Pierce's contribution to Peabody

September 27, 1994

The Johns Hopkins University will need to search hard for a worthy successor to Robert O. Pierce, who will retire as director of the Peabody Institute at the end of the academic year. Fortunately, his successes in restoring the musical excellence, eminence and financial underpinnings of the nation's first conservatory of music should attract candidates of stature to finish the job.

Mr. Pierce, a hornist who taught there while playing in the Baltimore Symphony Orchestra, became acting director of the Peabody in 1981 and director two years later. He took over a venerable institution suffering from inadequate physical plant and tiny endowment, but with improving reputation and recent takeover by the Johns Hopkins University. While the obvious need was a massive endowment campaign, that required confidence on the part of the national donor community, as well as short-term subsidies and medium-term help.

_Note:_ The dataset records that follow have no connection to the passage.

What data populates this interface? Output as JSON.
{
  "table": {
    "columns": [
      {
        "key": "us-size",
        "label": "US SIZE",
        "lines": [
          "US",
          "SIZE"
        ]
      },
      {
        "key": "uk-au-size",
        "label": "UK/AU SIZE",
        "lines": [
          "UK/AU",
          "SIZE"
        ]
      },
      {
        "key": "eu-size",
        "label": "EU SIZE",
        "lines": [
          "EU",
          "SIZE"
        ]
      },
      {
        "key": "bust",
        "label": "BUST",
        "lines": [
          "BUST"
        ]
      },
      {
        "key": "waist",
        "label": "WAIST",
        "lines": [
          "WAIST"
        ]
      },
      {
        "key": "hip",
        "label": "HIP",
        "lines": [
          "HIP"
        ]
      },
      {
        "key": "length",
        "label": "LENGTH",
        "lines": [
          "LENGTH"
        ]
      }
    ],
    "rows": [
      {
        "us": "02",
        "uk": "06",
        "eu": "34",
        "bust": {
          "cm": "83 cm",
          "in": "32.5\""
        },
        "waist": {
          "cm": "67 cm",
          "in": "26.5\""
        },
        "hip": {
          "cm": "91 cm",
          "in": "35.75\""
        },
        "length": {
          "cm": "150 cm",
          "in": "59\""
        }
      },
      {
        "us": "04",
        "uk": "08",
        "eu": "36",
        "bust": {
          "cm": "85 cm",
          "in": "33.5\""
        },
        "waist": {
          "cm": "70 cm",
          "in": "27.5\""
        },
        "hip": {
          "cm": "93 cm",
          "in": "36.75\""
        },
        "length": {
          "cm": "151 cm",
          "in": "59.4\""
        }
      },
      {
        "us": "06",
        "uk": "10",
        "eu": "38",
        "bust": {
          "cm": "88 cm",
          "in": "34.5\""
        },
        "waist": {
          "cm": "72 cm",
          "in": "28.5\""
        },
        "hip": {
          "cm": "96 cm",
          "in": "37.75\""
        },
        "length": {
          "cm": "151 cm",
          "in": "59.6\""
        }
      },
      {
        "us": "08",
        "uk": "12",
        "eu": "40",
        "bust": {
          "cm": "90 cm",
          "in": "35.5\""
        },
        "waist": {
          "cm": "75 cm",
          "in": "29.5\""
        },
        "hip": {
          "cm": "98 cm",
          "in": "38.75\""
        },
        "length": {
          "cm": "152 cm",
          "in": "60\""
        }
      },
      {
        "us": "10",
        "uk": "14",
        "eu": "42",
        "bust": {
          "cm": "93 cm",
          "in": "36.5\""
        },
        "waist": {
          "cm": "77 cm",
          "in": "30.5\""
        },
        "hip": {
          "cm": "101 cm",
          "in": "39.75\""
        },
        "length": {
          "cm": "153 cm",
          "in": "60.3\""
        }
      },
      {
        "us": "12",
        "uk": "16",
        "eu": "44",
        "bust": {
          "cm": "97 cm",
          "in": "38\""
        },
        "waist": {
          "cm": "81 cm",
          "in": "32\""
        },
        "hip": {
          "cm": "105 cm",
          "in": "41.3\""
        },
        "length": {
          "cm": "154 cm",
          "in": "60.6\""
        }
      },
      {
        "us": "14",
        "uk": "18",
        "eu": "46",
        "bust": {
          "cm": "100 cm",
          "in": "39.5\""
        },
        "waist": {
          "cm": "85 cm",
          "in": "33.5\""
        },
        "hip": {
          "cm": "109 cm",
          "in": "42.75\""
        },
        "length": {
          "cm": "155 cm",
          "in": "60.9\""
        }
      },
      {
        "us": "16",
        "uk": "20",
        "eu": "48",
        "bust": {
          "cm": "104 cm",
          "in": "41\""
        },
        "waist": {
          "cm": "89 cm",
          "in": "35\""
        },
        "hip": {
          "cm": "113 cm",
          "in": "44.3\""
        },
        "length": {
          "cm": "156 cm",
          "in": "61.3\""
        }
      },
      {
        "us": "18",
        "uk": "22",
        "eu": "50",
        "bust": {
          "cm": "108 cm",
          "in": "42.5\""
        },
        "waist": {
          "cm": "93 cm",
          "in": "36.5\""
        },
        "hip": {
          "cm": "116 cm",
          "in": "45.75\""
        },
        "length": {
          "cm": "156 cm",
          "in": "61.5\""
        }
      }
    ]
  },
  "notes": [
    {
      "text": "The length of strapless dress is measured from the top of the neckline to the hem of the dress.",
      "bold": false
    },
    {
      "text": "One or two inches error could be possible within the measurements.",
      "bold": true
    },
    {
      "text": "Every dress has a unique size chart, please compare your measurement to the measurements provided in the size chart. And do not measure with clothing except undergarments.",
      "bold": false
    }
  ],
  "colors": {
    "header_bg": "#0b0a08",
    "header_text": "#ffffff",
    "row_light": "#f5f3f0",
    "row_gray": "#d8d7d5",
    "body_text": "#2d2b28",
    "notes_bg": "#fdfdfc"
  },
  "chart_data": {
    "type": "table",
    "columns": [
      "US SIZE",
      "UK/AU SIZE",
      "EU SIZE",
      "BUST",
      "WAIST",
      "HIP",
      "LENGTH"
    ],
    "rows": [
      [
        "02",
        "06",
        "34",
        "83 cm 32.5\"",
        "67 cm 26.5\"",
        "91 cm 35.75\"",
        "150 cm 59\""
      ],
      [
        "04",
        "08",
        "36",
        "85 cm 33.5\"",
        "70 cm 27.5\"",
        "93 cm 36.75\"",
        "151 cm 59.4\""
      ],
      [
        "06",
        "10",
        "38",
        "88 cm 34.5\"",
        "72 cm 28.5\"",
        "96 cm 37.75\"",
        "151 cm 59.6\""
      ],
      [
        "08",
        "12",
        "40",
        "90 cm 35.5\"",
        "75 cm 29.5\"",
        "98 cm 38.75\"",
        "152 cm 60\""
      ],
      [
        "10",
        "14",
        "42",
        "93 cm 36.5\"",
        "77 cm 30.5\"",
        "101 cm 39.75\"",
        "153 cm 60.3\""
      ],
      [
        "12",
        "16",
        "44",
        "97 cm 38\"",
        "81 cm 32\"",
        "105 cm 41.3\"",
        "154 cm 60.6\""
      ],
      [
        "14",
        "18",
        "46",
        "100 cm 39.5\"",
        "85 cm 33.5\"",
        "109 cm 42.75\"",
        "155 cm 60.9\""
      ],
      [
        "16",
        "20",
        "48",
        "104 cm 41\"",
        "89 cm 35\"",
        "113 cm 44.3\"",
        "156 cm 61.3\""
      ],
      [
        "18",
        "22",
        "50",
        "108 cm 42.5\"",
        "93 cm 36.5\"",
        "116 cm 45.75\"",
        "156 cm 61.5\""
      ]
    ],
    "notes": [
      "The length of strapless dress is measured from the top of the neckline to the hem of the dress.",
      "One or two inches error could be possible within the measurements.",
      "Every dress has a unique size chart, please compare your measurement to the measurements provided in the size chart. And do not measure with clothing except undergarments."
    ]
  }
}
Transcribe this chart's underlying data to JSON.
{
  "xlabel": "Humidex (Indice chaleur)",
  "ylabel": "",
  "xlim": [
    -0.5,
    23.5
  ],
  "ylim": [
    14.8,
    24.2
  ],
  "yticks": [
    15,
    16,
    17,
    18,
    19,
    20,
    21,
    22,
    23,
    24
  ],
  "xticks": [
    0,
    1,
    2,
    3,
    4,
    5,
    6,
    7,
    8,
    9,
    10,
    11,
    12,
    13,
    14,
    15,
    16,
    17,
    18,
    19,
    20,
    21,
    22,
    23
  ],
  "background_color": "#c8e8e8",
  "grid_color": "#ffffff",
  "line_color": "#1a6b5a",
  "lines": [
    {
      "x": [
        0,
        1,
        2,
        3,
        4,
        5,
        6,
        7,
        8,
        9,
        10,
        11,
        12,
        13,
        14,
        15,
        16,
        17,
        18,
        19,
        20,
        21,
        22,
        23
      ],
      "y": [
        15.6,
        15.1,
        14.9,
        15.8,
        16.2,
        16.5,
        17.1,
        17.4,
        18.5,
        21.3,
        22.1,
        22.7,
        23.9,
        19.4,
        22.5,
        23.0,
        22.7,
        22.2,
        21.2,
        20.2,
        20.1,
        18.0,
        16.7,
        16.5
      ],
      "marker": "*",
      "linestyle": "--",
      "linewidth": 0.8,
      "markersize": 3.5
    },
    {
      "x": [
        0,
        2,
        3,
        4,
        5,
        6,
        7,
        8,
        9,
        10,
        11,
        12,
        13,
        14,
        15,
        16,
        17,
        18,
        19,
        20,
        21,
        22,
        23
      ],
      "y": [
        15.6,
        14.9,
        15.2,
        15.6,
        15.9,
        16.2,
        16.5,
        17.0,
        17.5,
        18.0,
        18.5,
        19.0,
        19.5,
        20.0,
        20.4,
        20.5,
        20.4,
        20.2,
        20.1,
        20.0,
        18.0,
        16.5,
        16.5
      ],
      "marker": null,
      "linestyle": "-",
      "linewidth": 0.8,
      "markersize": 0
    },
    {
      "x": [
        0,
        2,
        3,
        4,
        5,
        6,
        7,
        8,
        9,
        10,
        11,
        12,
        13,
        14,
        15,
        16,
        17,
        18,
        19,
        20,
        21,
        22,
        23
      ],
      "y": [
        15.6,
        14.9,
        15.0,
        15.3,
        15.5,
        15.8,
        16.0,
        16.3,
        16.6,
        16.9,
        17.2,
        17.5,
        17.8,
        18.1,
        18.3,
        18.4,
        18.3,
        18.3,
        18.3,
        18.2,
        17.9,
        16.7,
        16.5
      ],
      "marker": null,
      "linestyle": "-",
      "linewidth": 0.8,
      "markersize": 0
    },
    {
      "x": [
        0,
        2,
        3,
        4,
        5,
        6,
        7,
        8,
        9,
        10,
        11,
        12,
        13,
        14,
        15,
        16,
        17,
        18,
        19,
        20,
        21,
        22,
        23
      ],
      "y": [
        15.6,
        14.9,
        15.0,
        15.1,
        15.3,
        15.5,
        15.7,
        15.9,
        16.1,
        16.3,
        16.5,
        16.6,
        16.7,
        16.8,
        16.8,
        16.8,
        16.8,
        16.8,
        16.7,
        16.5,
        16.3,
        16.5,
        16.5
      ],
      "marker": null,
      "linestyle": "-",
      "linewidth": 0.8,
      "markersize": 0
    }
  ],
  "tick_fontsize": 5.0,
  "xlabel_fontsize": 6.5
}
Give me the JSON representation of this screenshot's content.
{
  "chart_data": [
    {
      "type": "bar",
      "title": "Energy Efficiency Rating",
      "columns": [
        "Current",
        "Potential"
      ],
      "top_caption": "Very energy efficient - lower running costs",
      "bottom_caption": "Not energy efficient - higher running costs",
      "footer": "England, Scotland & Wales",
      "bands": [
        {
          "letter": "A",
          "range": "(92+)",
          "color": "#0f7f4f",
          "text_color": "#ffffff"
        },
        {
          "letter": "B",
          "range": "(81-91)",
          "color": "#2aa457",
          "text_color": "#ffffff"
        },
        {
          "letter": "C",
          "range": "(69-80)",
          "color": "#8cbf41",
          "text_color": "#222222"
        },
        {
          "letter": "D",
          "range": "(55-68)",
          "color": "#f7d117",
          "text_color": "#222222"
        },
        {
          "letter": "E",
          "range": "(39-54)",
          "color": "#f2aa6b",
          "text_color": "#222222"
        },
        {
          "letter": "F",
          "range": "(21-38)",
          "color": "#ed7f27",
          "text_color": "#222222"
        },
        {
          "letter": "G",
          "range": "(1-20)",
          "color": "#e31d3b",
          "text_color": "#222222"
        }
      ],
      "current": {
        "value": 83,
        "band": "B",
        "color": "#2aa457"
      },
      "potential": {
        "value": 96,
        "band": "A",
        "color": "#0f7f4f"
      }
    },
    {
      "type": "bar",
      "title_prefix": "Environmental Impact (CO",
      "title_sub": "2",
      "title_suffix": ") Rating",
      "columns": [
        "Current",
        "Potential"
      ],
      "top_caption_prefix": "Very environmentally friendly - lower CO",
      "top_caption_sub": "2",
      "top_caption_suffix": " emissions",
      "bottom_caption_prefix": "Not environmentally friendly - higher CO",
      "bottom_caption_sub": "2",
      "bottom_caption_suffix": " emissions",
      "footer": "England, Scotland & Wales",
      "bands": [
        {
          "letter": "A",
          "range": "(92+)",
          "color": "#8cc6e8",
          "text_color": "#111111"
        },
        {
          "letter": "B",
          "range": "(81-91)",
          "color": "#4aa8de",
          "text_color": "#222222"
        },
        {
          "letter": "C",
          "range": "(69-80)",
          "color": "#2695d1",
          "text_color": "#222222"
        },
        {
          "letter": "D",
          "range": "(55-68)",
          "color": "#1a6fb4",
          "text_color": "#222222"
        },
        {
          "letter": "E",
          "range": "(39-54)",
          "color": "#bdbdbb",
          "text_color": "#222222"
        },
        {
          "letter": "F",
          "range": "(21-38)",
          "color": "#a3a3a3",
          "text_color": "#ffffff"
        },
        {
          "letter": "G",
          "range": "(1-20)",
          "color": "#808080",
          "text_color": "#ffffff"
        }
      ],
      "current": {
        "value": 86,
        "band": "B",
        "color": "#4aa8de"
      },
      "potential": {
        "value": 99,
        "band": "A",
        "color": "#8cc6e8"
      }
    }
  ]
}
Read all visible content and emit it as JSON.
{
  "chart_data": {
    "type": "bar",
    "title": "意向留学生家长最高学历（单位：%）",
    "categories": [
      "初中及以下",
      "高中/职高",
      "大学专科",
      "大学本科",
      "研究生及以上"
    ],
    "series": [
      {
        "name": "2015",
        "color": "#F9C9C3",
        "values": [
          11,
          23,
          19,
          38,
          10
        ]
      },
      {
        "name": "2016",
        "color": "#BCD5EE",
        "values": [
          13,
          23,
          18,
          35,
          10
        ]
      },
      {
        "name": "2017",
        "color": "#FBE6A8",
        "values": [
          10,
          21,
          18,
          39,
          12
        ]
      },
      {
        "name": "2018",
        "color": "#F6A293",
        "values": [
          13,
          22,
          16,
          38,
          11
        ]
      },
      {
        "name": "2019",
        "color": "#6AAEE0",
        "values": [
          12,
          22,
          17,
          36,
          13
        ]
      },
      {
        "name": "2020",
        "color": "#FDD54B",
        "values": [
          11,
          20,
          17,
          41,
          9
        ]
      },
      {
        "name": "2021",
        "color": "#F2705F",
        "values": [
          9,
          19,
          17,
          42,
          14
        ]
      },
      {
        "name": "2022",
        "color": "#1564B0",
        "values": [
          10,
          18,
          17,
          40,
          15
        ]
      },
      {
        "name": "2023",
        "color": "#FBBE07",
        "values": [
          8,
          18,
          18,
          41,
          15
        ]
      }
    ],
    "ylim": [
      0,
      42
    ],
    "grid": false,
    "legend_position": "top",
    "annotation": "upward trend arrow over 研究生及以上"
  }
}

What was brokered between 1988 and 1990 and enacted by the General Assembly in 1990 was an agreement among the state, the university and the philanthropic community. Mr. Pierce and Lt. Gov. Melvin A. Steinberg were at the heart of this process. Under it, Peabody finances have revived, admissions have soared in quantity and quality and its physical plant is much improved. The community will have noticed that it has turned near-derelict town houses into a splendid Elderhostel for senior citizens who take cultural sustenance visiting Baltimore institutions (a function largely imposed by the state in return for support).

Thanks to the working of this plan, the endowment of $2 million that Mr. Pierce took over stands at $25 million and is rising on schedule. The plan calls for state subsidies through fiscal 1995, followed by a new campaign to raise $30 million for the endowment on top of the $45 million expected by then. Since the premier conservatories with which the Peabody competes are not standing still, the need for improved facilities such as more practice rooms is likely to be felt.

You would think from this that the director's job is to raise money. Actually, it is to run a great school for training professional musicians at the highest level. The next director will start from a comfortable base and not the dire emergency that greeted Mr. Pierce.

The community's stake is enormous, because of the interlocking musical life here, in which the Baltimore Symphony Orchestra, the Peabody, an array of performing organizations and the audience all need each other. It's too bad Robert Pierce has decided to step down but his successes as educator, conductor-in-chief and drumbeater have made him easier to replace than would have been possible a few years ago.